One of the things about modeling the T-28 that has amazed me is the desire of Modelers to seek unique color schemes. The irony is that in the modeling world the rarest paint schemes are those that were the most common in actual use.
The vast majority of T-28B's and T-28C's for that mater were actually in VT-2 or VT-3 yet I know of only one T-28 being built from those squadrons (2 counting my own).
At the introduction of the T-28 into the training squadrons the aircraft were painted yellow. For a short period of time there was a green bar around the fuselage just aft of the canopy. The Navy continued to paint trainers yellow up until about 1958. Starting in about 1959 Navy T-28s in training squadrons began being painted white with a day-glow orange trim around the cowl, rudder, and wing tips. In 1960 the day-glow orange was replaced by day-glow red as the orange faded too fast. This color scheme still continues to this day in current training aircraft.

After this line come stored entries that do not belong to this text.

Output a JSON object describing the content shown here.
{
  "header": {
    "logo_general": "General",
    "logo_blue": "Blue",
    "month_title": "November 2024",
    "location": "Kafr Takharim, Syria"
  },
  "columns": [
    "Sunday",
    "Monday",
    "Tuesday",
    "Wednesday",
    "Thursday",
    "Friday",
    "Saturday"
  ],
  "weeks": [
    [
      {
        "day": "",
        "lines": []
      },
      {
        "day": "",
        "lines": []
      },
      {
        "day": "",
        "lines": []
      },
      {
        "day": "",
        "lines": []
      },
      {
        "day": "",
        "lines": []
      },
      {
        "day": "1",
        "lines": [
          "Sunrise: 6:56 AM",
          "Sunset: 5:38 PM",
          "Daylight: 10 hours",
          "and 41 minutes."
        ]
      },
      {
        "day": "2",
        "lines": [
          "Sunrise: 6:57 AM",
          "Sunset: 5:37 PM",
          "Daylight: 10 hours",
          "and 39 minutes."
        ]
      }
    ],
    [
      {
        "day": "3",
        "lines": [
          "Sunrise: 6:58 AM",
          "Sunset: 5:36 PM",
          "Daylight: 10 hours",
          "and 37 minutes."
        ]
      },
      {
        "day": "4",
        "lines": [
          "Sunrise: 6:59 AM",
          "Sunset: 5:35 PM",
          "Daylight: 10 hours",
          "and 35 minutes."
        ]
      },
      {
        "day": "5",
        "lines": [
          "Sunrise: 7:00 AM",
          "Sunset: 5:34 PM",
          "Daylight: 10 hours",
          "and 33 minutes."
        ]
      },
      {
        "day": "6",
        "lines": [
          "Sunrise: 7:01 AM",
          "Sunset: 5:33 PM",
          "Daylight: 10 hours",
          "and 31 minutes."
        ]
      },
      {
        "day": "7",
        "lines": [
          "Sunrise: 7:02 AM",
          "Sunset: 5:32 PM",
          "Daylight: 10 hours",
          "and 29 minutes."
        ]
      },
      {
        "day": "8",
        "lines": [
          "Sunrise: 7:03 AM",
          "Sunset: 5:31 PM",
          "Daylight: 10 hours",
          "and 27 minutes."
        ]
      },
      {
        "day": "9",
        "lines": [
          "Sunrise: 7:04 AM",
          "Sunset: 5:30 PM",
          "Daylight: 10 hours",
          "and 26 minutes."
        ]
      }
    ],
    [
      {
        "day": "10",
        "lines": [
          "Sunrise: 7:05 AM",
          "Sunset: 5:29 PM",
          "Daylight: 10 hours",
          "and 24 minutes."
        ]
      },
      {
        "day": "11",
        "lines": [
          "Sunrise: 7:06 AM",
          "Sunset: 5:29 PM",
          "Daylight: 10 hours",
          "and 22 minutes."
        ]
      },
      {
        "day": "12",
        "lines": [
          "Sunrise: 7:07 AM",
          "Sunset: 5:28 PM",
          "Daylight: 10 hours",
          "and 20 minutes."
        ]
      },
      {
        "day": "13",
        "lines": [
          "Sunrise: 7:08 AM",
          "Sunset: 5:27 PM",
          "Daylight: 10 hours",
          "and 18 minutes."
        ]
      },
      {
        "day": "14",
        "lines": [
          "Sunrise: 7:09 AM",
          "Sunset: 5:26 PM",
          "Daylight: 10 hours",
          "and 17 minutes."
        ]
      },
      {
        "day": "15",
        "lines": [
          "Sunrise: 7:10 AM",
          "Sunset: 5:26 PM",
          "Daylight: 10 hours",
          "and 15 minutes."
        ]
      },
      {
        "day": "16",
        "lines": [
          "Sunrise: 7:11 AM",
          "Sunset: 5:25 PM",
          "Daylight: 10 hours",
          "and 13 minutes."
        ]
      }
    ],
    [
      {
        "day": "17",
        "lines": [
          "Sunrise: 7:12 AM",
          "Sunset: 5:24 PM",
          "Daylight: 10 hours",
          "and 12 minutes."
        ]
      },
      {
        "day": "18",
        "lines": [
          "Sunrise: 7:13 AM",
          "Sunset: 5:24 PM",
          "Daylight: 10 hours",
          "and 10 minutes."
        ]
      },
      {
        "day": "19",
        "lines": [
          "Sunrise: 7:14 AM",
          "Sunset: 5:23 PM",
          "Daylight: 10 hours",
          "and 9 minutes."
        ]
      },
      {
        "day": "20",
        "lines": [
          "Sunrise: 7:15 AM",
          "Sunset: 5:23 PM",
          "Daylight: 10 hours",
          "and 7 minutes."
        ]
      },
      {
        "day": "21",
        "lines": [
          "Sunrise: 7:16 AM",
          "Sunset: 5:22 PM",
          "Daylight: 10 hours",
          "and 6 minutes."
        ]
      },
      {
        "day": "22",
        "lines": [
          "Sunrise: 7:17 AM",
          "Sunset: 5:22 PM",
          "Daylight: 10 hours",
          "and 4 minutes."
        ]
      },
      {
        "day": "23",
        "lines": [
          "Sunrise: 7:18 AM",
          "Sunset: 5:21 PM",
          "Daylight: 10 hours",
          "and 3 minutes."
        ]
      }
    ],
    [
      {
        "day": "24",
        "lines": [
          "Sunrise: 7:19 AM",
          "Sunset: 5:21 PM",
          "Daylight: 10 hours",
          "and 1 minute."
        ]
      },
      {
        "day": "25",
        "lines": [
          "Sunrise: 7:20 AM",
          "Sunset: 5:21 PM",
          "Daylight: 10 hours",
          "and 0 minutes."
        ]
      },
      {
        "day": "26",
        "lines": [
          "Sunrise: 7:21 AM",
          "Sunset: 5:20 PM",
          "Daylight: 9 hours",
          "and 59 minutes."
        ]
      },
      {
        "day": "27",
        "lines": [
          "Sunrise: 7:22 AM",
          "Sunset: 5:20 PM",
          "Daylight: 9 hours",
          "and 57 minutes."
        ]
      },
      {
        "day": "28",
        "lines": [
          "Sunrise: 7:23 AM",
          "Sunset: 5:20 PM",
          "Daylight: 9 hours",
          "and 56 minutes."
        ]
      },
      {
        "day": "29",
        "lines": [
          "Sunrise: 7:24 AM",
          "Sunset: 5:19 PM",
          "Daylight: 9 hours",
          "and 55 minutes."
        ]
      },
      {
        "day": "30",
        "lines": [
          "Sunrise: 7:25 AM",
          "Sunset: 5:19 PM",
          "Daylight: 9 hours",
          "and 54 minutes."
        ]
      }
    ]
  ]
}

I had a great deal of difficulty coming up with the Federal Standard Numbers for the paint so I have provided them in the two examples below.
A note of caution: Federal Standard Numbers which begin with a "1" indicate gloss, although new paint jobs were in fact painted with a gloss, the gloss did not last long at all before the paint faded. Therefore to achieve a weathered look replace the first digit with a "2" for semi-gloss.